“咔嚓!”
梁自峰没有任何预兆地抬起右脚,那双厚重,包著钢头的特种军靴,闪电般,暴烈地狠狠踹在了阮独眼的胸口上。
那是经过系统强化后,远超常人极限的肉体力量。
刺耳的骨骼碎裂声瞬间响彻甲板。
阮独眼整个人像是一只断了线的风筝一般,胸口深深地塌陷了下去,口中狂喷出一大口夹杂着内脏碎块的黑血,整个人惨叫着倒飞出去四五米,狠狠撞在了侧舷的钢板上,瘫软如泥。
“荣叔”
阿诚吓得发出一声高频的惊呼,急忙用双手死死捂住了自己的嘴巴,浑身颤抖得像是在筛糠。
何德荣也倒吸了一口冷气,脸色一片惨白,整个人彻底僵在了原地。
梁自峰收回右脚,甚至连看都没看半死不活的阮独眼一眼。
“雷子,拉开重油舱的密封盖。”
梁自峰转过身,用盲杖指了指甲板中央,一个用六根粗壮的高锰钢螺栓死死锁紧的圆形舱盖。
“是,老板!”
雷子嘿嘿冷笑,上前一步,弯下腰,用一柄沉重的重型活动扳手,咔哒咔哒地将那几根已经有些生锈的螺栓暴力拆除。
“吱呀——!”
伴随着一声让人牙酸的金属摩擦声。
厚重的防爆钢盖被雷子单手掀开。
那一瞬间,一股混杂着四十度高温的毒性重油恶臭,人类排泄物的腐臭,以及酸败的饭菜馊味,如同一股实质性的黑烟,狂暴地从幽深的井口中喷涌而出。
“咳咳呕!”
站在最前方的阿诚被这股恶臭一冲,胃里瞬间翻江倒海,再也忍不住,扒著旁边的护栏疯狂地呕吐起来,连昨天的隔夜饭都吐得一干二净。
其他的香港工匠也纷纷捂住口鼻,面色惊恐地向后退去。
通过那口井,在底舱昏暗,闪烁著红色应急灯的光线投射下。
何德荣等人终于看清了里面的景象。
那根本就不是什么舱室。
那是真正的活人地狱。
在齐膝深的黑色重油污泥中,十二个不成人形,浑身皮肤被毒水和重油腐蚀得大面积溃烂,布满了脓包与黑色油垢的活骷髅。
正因为井盖的打开和光线的射入,而像野狗一样,发出难听,沙哑的嘶吼,疯狂地朝着井口方向爬行。

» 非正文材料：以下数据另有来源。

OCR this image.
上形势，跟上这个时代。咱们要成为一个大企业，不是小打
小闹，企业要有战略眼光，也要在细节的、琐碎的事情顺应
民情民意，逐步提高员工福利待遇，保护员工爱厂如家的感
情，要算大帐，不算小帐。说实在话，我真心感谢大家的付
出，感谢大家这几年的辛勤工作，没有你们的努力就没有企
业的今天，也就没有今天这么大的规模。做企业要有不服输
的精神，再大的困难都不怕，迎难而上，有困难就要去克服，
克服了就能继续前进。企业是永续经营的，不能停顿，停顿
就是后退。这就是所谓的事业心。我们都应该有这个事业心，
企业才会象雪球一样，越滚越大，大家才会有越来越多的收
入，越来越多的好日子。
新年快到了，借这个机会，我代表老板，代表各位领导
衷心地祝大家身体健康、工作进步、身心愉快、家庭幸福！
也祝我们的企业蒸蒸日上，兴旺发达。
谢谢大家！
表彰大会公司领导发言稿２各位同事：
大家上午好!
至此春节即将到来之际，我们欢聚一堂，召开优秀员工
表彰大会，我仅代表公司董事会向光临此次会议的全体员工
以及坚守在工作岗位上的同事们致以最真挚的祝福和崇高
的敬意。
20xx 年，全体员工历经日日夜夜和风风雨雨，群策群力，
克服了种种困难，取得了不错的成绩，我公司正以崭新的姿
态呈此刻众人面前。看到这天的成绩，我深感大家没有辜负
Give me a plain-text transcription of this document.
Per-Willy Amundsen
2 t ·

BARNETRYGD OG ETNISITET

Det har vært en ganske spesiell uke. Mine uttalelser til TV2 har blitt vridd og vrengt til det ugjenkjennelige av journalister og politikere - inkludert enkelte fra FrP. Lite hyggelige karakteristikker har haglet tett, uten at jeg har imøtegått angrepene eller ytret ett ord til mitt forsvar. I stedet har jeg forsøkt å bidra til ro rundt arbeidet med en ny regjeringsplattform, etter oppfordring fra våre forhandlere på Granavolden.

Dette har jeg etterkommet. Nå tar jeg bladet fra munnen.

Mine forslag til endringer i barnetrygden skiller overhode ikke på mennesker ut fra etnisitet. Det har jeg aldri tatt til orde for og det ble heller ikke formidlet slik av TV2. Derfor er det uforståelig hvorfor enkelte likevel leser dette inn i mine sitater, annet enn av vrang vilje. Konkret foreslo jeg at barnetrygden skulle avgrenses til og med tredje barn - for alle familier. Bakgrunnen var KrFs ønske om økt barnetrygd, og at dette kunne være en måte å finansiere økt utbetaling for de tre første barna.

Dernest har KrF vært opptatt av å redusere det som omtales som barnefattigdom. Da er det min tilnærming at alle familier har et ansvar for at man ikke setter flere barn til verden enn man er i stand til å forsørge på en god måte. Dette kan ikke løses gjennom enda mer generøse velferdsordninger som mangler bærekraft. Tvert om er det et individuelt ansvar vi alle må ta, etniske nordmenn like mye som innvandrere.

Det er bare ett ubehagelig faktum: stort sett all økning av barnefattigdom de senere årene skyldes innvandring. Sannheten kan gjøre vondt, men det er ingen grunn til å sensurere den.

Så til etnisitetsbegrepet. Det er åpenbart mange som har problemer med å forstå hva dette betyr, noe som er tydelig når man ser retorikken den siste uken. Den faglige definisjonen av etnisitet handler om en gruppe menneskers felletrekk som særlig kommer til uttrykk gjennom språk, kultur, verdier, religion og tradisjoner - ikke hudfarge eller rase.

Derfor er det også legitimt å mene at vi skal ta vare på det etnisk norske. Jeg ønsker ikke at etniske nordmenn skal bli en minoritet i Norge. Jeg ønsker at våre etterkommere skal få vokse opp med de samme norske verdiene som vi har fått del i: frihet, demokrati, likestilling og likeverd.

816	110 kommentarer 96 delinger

他们的指甲早已在钢板的摩擦中全部脱落,露出里面黑红色的血肉,在满是油污的铁梯上拉出一道道刺眼的黑红印记。
“水水蛇”
何德荣一眼就认出了走在最前面,正瞪着一双空洞无神,几乎退化了的眼球,疯狂抢夺上方新鲜空气的一个活骷髅。
那是龙岐镇曾经横著走的地头蛇,水蛇。
现在,他却像是一只在毒水里挣扎的蠕虫,浑身没有半点人的尊严,嘴里发出无意识的呵呵声,拼命地想要把头探出井口。
“把他们扒干净,扔下去。”
梁自峰拄著盲杖,冷酷无情地下达了判决。
“不!不要!放过我!求求你放过我!”
残存的十名海盗看着那口散发著无尽恶臭和死亡气息的黑井,看着底下那些生不如死的活骷髅,个个吓得魂飞魄散。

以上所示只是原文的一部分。